Shringarpure Suyash, Xing Eric P
School of Computer Science, Carnegie Mellon University, Pittsburgh, PA 15215, USA.
Genetics. 2009 Jun;182(2):575-93. doi: 10.1534/genetics.108.100222. Epub 2009 Apr 10.
Traditional methods for analyzing population structure, such as the Structure program, ignore the influence of the effect of allele mutations between the ancestral and current alleles of genetic markers, which can dramatically influence the accuracy of the structural estimation of current populations. Studying these effects can also reveal additional information about population evolution such as the divergence time and migration history of admixed populations. We propose mStruct, an admixture of population-specific mixtures of inheritance models that addresses the task of structure inference and mutation estimation jointly through a hierarchical Bayesian framework, and a variational algorithm for inference. We validated our method on synthetic data and used it to analyze the Human Genome Diversity Project-Centre d'Etude du Polymorphisme Humain (HGDP-CEPH) cell line panel of microsatellites and HGDP single-nucleotide polymorphism (SNP) data. A comparison of the structural maps of world populations estimated by mStruct and Structure is presented, and we also report potentially interesting mutation patterns in world populations estimated by mStruct.

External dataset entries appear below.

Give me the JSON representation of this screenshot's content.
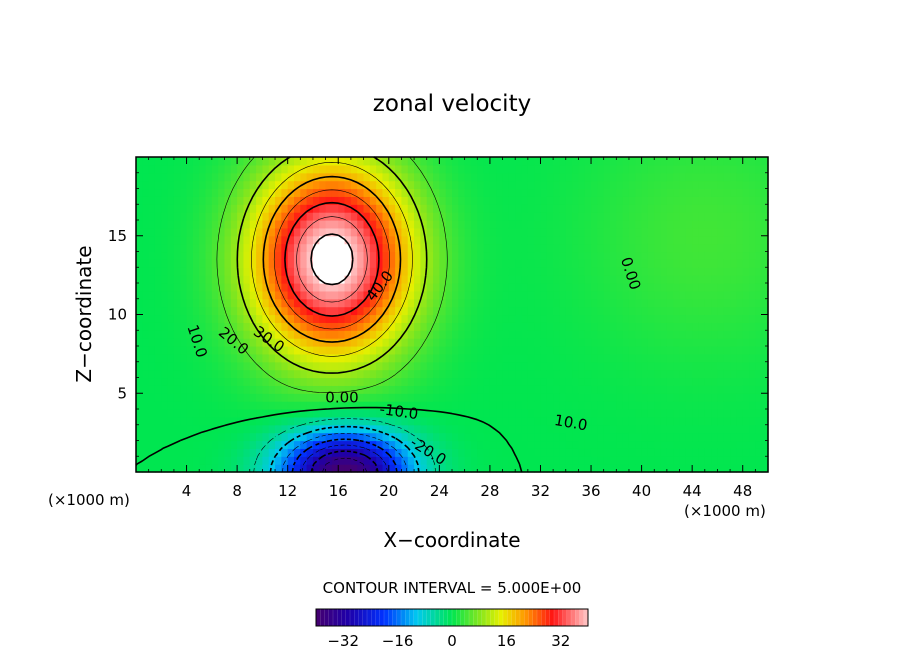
{
  "chart_data": {
    "type": "heatmap",
    "title": "zonal velocity",
    "xlabel": "X−coordinate",
    "ylabel": "Z−coordinate",
    "x_unit_left": "(×1000 m)",
    "x_unit_right": "(×1000 m)",
    "xlim": [
      0,
      50
    ],
    "ylim": [
      0,
      20
    ],
    "x_ticks": [
      4,
      8,
      12,
      16,
      20,
      24,
      28,
      32,
      36,
      40,
      44,
      48
    ],
    "x_tick_labels": [
      "4",
      "8",
      "12",
      "16",
      "20",
      "24",
      "28",
      "32",
      "36",
      "40",
      "44",
      "48"
    ],
    "y_ticks": [
      5,
      10,
      15
    ],
    "y_tick_labels": [
      "5",
      "10",
      "15"
    ],
    "contour_interval_text": "CONTOUR INTERVAL = 5.000E+00",
    "contour_labels": [
      {
        "text": "40.0",
        "x": 19.3,
        "z": 11.8,
        "rot": -52
      },
      {
        "text": "30.0",
        "x": 10.5,
        "z": 8.4,
        "rot": 35
      },
      {
        "text": "20.0",
        "x": 7.7,
        "z": 8.3,
        "rot": 40
      },
      {
        "text": "10.0",
        "x": 4.8,
        "z": 8.3,
        "rot": 72
      },
      {
        "text": "0.00",
        "x": 16.3,
        "z": 4.7,
        "rot": 0
      },
      {
        "text": "-10.0",
        "x": 20.8,
        "z": 3.8,
        "rot": 8
      },
      {
        "text": "-20.0",
        "x": 23.1,
        "z": 1.3,
        "rot": 32
      },
      {
        "text": "10.0",
        "x": 34.4,
        "z": 3.1,
        "rot": 10
      },
      {
        "text": "0.00",
        "x": 39.1,
        "z": 12.6,
        "rot": 72
      }
    ],
    "field_features": [
      {
        "name": "upper-jet",
        "x": 15.5,
        "z": 13.5,
        "amplitude": 43,
        "sigma_x": 6.2,
        "sigma_z": 6.0
      },
      {
        "name": "lower-counter-jet",
        "x": 16.5,
        "z": 0.0,
        "amplitude": -40,
        "sigma_x": 5.0,
        "sigma_z": 2.6
      },
      {
        "name": "right-background",
        "x": 45,
        "z": 15,
        "amplitude": 4,
        "sigma_x": 10,
        "sigma_z": 8
      }
    ],
    "colorbar": {
      "min": -40,
      "max": 40,
      "ticks": [
        -32,
        -16,
        0,
        16,
        32
      ],
      "tick_labels": [
        "−32",
        "−16",
        "0",
        "16",
        "32"
      ]
    }
  }
}
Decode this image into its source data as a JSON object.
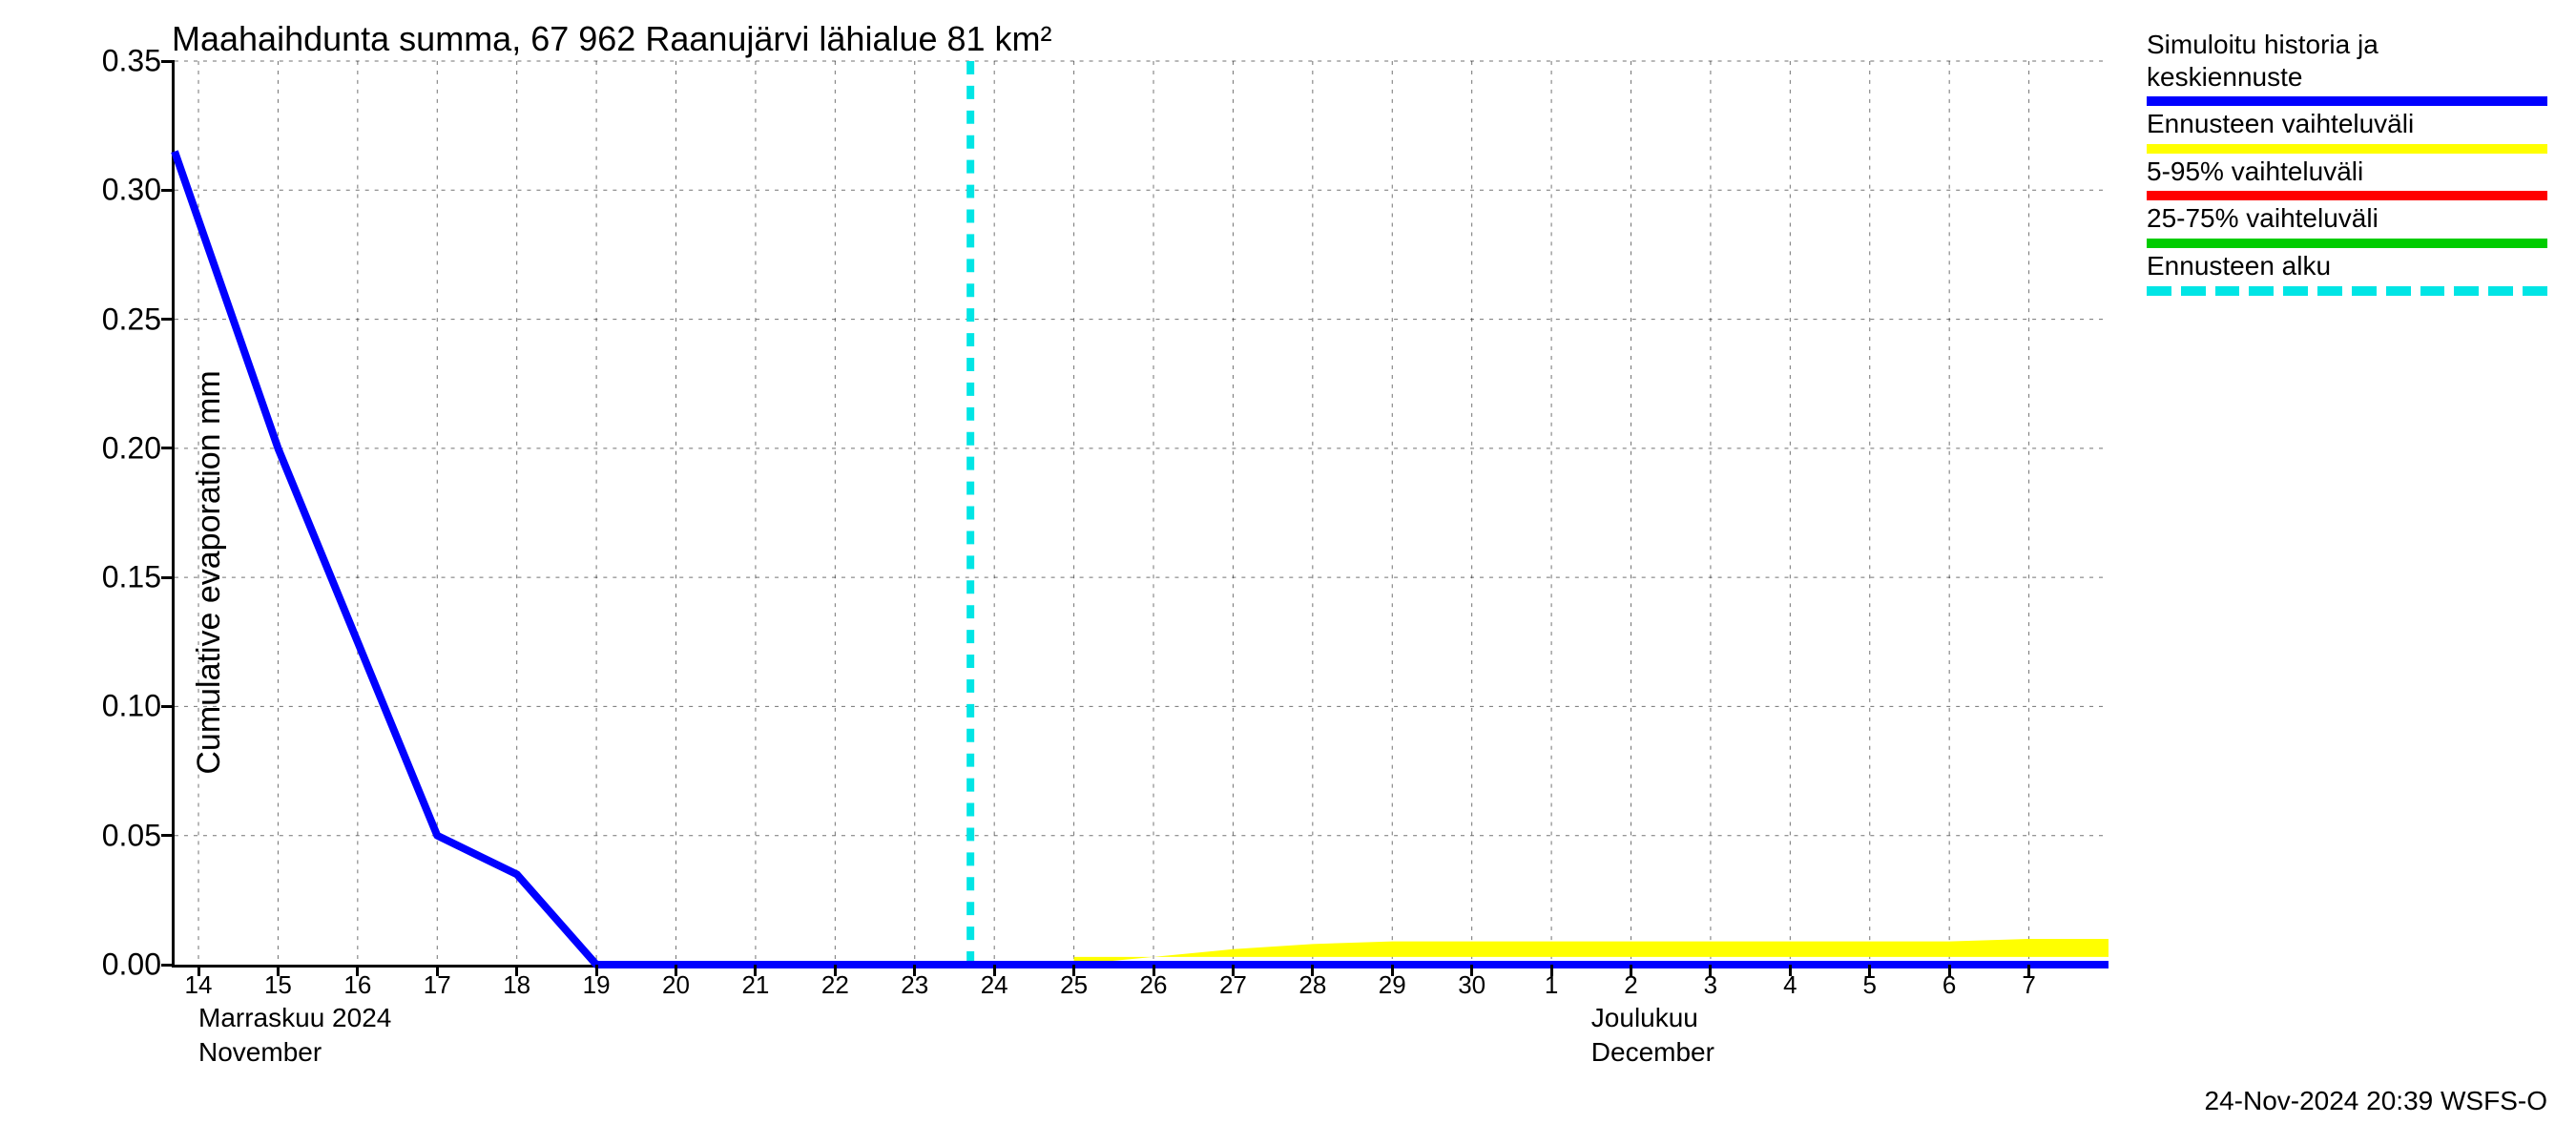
{
  "chart": {
    "type": "line",
    "title": "Maahaihdunta summa, 67 962 Raanujärvi lähialue 81 km²",
    "ylabel": "Cumulative evaporation   mm",
    "title_fontsize": 36,
    "label_fontsize": 34,
    "tick_fontsize": 32,
    "xtick_fontsize": 26,
    "background_color": "#ffffff",
    "grid_color": "#000000",
    "grid_dash": "4,6",
    "axis_color": "#000000",
    "ylim": [
      0,
      0.35
    ],
    "yticks": [
      0.0,
      0.05,
      0.1,
      0.15,
      0.2,
      0.25,
      0.3,
      0.35
    ],
    "ytick_labels": [
      "0.00",
      "0.05",
      "0.10",
      "0.15",
      "0.20",
      "0.25",
      "0.30",
      "0.35"
    ],
    "x_days": [
      "14",
      "15",
      "16",
      "17",
      "18",
      "19",
      "20",
      "21",
      "22",
      "23",
      "24",
      "25",
      "26",
      "27",
      "28",
      "29",
      "30",
      "1",
      "2",
      "3",
      "4",
      "5",
      "6",
      "7"
    ],
    "x_day_indices": [
      14,
      15,
      16,
      17,
      18,
      19,
      20,
      21,
      22,
      23,
      24,
      25,
      26,
      27,
      28,
      29,
      30,
      31,
      32,
      33,
      34,
      35,
      36,
      37
    ],
    "xlim": [
      13.7,
      38
    ],
    "month_labels": [
      {
        "i": 14,
        "top": "Marraskuu 2024",
        "sub": "November"
      },
      {
        "i": 31.5,
        "top": "Joulukuu",
        "sub": "December"
      }
    ],
    "forecast_start_x": 23.7,
    "series": {
      "main": {
        "color": "#0000ff",
        "line_width": 8,
        "points": [
          [
            13.7,
            0.315
          ],
          [
            15,
            0.2
          ],
          [
            16,
            0.125
          ],
          [
            17,
            0.05
          ],
          [
            18,
            0.035
          ],
          [
            19,
            0.0
          ],
          [
            38,
            0.0
          ]
        ]
      },
      "yellow_band": {
        "color": "#ffff00",
        "upper_points": [
          [
            25,
            0.0
          ],
          [
            26,
            0.003
          ],
          [
            27,
            0.006
          ],
          [
            28,
            0.008
          ],
          [
            29,
            0.009
          ],
          [
            30,
            0.009
          ],
          [
            31,
            0.009
          ],
          [
            32,
            0.009
          ],
          [
            33,
            0.009
          ],
          [
            34,
            0.009
          ],
          [
            35,
            0.009
          ],
          [
            36,
            0.009
          ],
          [
            37,
            0.01
          ],
          [
            38,
            0.01
          ]
        ],
        "lower_y": 0.003
      }
    },
    "legend": [
      {
        "label": "Simuloitu historia ja\nkeskiennuste",
        "color": "#0000ff",
        "style": "solid"
      },
      {
        "label": "Ennusteen vaihteluväli",
        "color": "#ffff00",
        "style": "solid"
      },
      {
        "label": "5-95% vaihteluväli",
        "color": "#ff0000",
        "style": "solid"
      },
      {
        "label": "25-75% vaihteluväli",
        "color": "#00cc00",
        "style": "solid"
      },
      {
        "label": "Ennusteen alku",
        "color": "#00e5e5",
        "style": "dash"
      }
    ],
    "vline_color": "#00e5e5",
    "vline_dash": "14,12",
    "vline_width": 8
  },
  "footer": "24-Nov-2024 20:39 WSFS-O"
}
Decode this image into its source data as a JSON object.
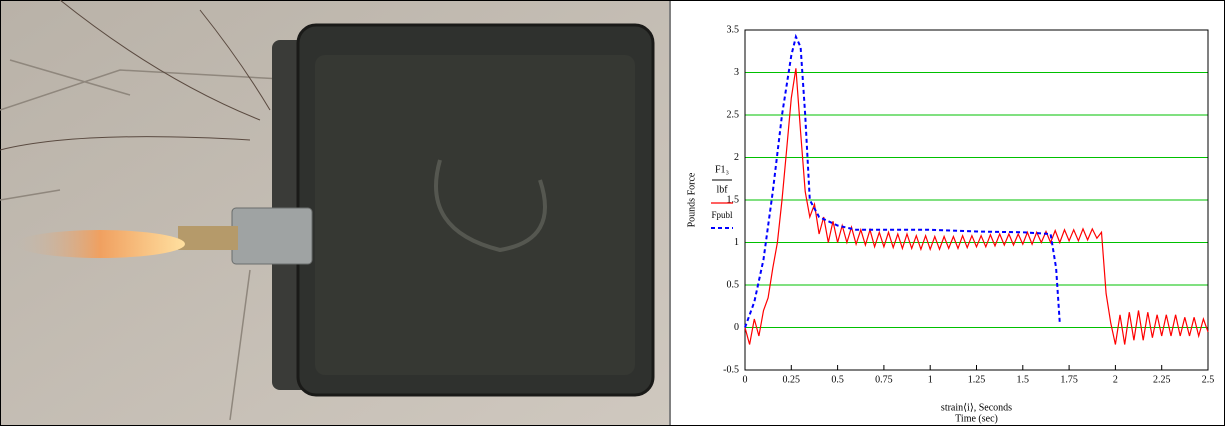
{
  "chart_data": {
    "type": "line",
    "ylabel": "Pounds Force",
    "y_units": "lbf",
    "xlabel": "strain⟨i⟩, Seconds",
    "xlabel2": "Time (sec)",
    "xlim": [
      0,
      2.5
    ],
    "xticks": [
      0,
      0.25,
      0.5,
      0.75,
      1,
      1.25,
      1.5,
      1.75,
      2,
      2.25,
      2.5
    ],
    "ylim": [
      -0.5,
      3.5
    ],
    "yticks": [
      -0.5,
      0,
      0.5,
      1,
      1.5,
      2,
      2.5,
      3,
      3.5
    ],
    "grid": true,
    "grid_color": "#00c000",
    "series": [
      {
        "name": "F1₃",
        "color": "#ff0000",
        "dash": false,
        "x": [
          0,
          0.025,
          0.05,
          0.075,
          0.1,
          0.125,
          0.15,
          0.175,
          0.2,
          0.225,
          0.25,
          0.275,
          0.3,
          0.325,
          0.35,
          0.375,
          0.4,
          0.425,
          0.45,
          0.475,
          0.5,
          0.525,
          0.55,
          0.575,
          0.6,
          0.625,
          0.65,
          0.675,
          0.7,
          0.725,
          0.75,
          0.775,
          0.8,
          0.825,
          0.85,
          0.875,
          0.9,
          0.925,
          0.95,
          0.975,
          1,
          1.025,
          1.05,
          1.075,
          1.1,
          1.125,
          1.15,
          1.175,
          1.2,
          1.225,
          1.25,
          1.275,
          1.3,
          1.325,
          1.35,
          1.375,
          1.4,
          1.425,
          1.45,
          1.475,
          1.5,
          1.525,
          1.55,
          1.575,
          1.6,
          1.625,
          1.65,
          1.675,
          1.7,
          1.725,
          1.75,
          1.775,
          1.8,
          1.825,
          1.85,
          1.875,
          1.9,
          1.925,
          1.95,
          1.975,
          2,
          2.025,
          2.05,
          2.075,
          2.1,
          2.125,
          2.15,
          2.175,
          2.2,
          2.225,
          2.25,
          2.275,
          2.3,
          2.325,
          2.35,
          2.375,
          2.4,
          2.425,
          2.45,
          2.475,
          2.5
        ],
        "values": [
          0,
          -0.2,
          0.1,
          -0.1,
          0.2,
          0.35,
          0.7,
          1.0,
          1.5,
          2.1,
          2.7,
          3.05,
          2.3,
          1.6,
          1.3,
          1.45,
          1.1,
          1.3,
          1.0,
          1.25,
          1.0,
          1.2,
          1.0,
          1.18,
          0.98,
          1.15,
          0.97,
          1.15,
          0.95,
          1.12,
          0.95,
          1.12,
          0.94,
          1.1,
          0.93,
          1.1,
          0.93,
          1.08,
          0.92,
          1.08,
          0.92,
          1.07,
          0.92,
          1.07,
          0.93,
          1.07,
          0.93,
          1.08,
          0.94,
          1.08,
          0.95,
          1.08,
          0.95,
          1.09,
          0.96,
          1.1,
          0.97,
          1.1,
          0.97,
          1.1,
          0.98,
          1.12,
          0.98,
          1.12,
          1.0,
          1.13,
          1.0,
          1.14,
          1.0,
          1.15,
          1.02,
          1.15,
          1.02,
          1.16,
          1.03,
          1.16,
          1.05,
          1.12,
          0.4,
          0.05,
          -0.2,
          0.15,
          -0.2,
          0.18,
          -0.15,
          0.2,
          -0.15,
          0.18,
          -0.12,
          0.15,
          -0.1,
          0.15,
          -0.1,
          0.15,
          -0.1,
          0.12,
          -0.1,
          0.12,
          -0.1,
          0.1,
          -0.05
        ]
      },
      {
        "name": "Fpubl",
        "color": "#0000ff",
        "dash": true,
        "x": [
          0,
          0.05,
          0.1,
          0.15,
          0.2,
          0.25,
          0.275,
          0.3,
          0.325,
          0.35,
          0.4,
          0.5,
          0.6,
          0.75,
          1.0,
          1.25,
          1.5,
          1.65,
          1.68,
          1.7
        ],
        "values": [
          0,
          0.3,
          0.8,
          1.6,
          2.5,
          3.2,
          3.42,
          3.3,
          2.5,
          1.5,
          1.3,
          1.2,
          1.15,
          1.15,
          1.15,
          1.13,
          1.12,
          1.1,
          0.7,
          0.05
        ]
      }
    ]
  }
}
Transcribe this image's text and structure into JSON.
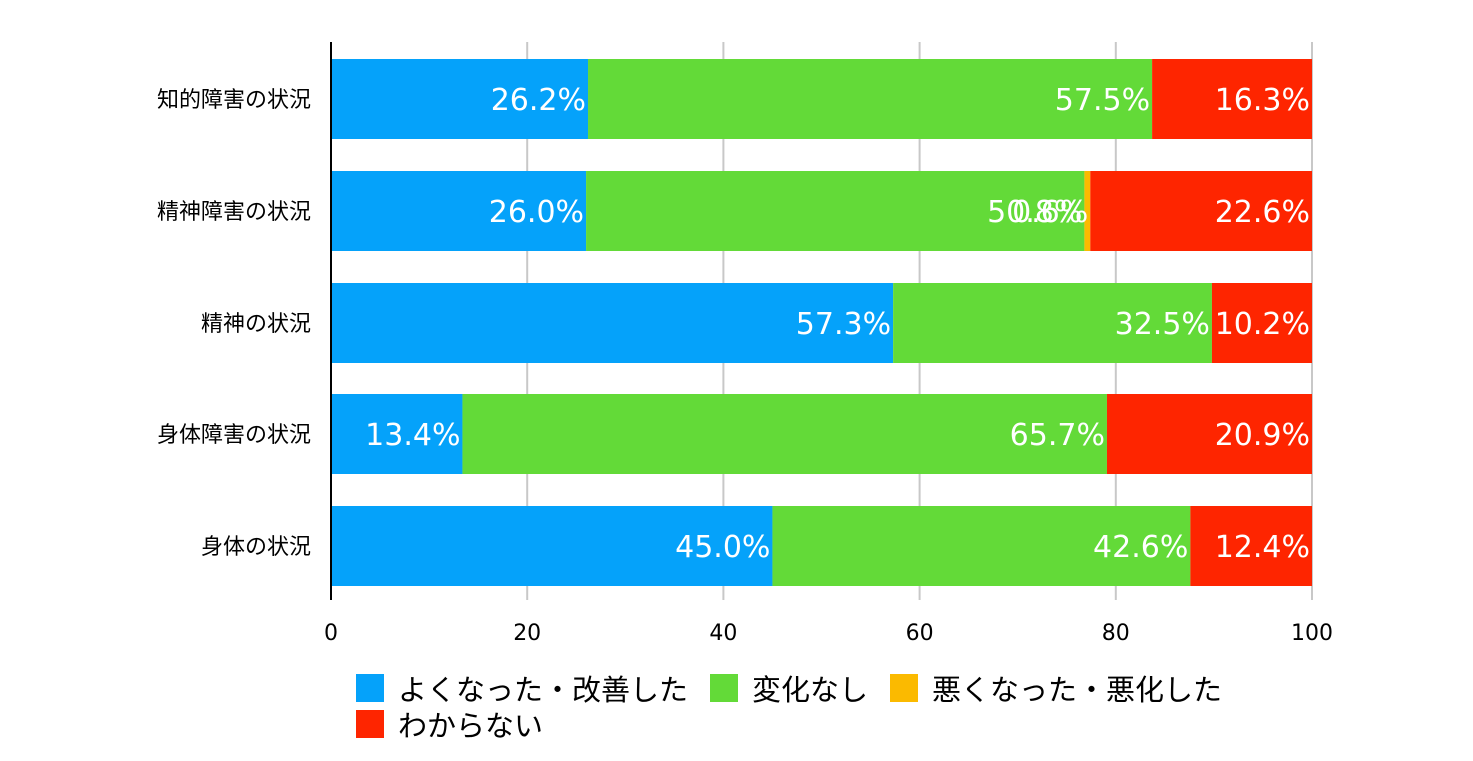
{
  "chart_data": {
    "type": "bar",
    "orientation": "horizontal",
    "stacked": true,
    "categories": [
      "知的障害の状況",
      "精神障害の状況",
      "精神の状況",
      "身体障害の状況",
      "身体の状況"
    ],
    "series": [
      {
        "name": "よくなった・改善した",
        "color": "#05A2FA",
        "values": [
          26.2,
          26.0,
          57.3,
          13.4,
          45.0
        ],
        "labels": [
          "26.2%",
          "26.0%",
          "57.3%",
          "13.4%",
          "45.0%"
        ]
      },
      {
        "name": "変化なし",
        "color": "#63DA38",
        "values": [
          57.5,
          50.8,
          32.5,
          65.7,
          42.6
        ],
        "labels": [
          "57.5%",
          "50.8%",
          "32.5%",
          "65.7%",
          "42.6%"
        ]
      },
      {
        "name": "悪くなった・悪化した",
        "color": "#FBBA00",
        "values": [
          0,
          0.6,
          0,
          0,
          0
        ],
        "labels": [
          "",
          "0.6%",
          "",
          "",
          ""
        ]
      },
      {
        "name": "わからない",
        "color": "#FE2500",
        "values": [
          16.3,
          22.6,
          10.2,
          20.9,
          12.4
        ],
        "labels": [
          "16.3%",
          "22.6%",
          "10.2%",
          "20.9%",
          "12.4%"
        ]
      }
    ],
    "xlim": [
      0,
      100
    ],
    "xticks": [
      0,
      20,
      40,
      60,
      80,
      100
    ],
    "grid": true,
    "legend_position": "bottom"
  }
}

传统的群体结构分析方法,如Structure程序,忽略了遗传标记的祖先等位基因与当前等位基因之间的等位基因突变效应的影响,这可能会显著影响当前群体结构估计的准确性。研究这些效应还可以揭示有关群体进化的其他信息,例如混合群体的分化时间和迁移历史。我们提出了mStruct,它是特定群体遗传模型混合物的混合模型,通过分层贝叶斯框架联合解决结构推断和突变估计任务,并提出了一种变分推理算法。我们在合成数据上验证了我们的方法,并将其用于分析人类基因组多样性计划 - 人类多态性研究中心(HGDP-CEPH)细胞系微卫星面板和HGDP单核苷酸多态性(SNP)数据。展示了通过mStruct和Structure估计的世界群体结构图谱的比较,我们还报告了通过mStruct估计的世界群体中潜在有趣的突变模式。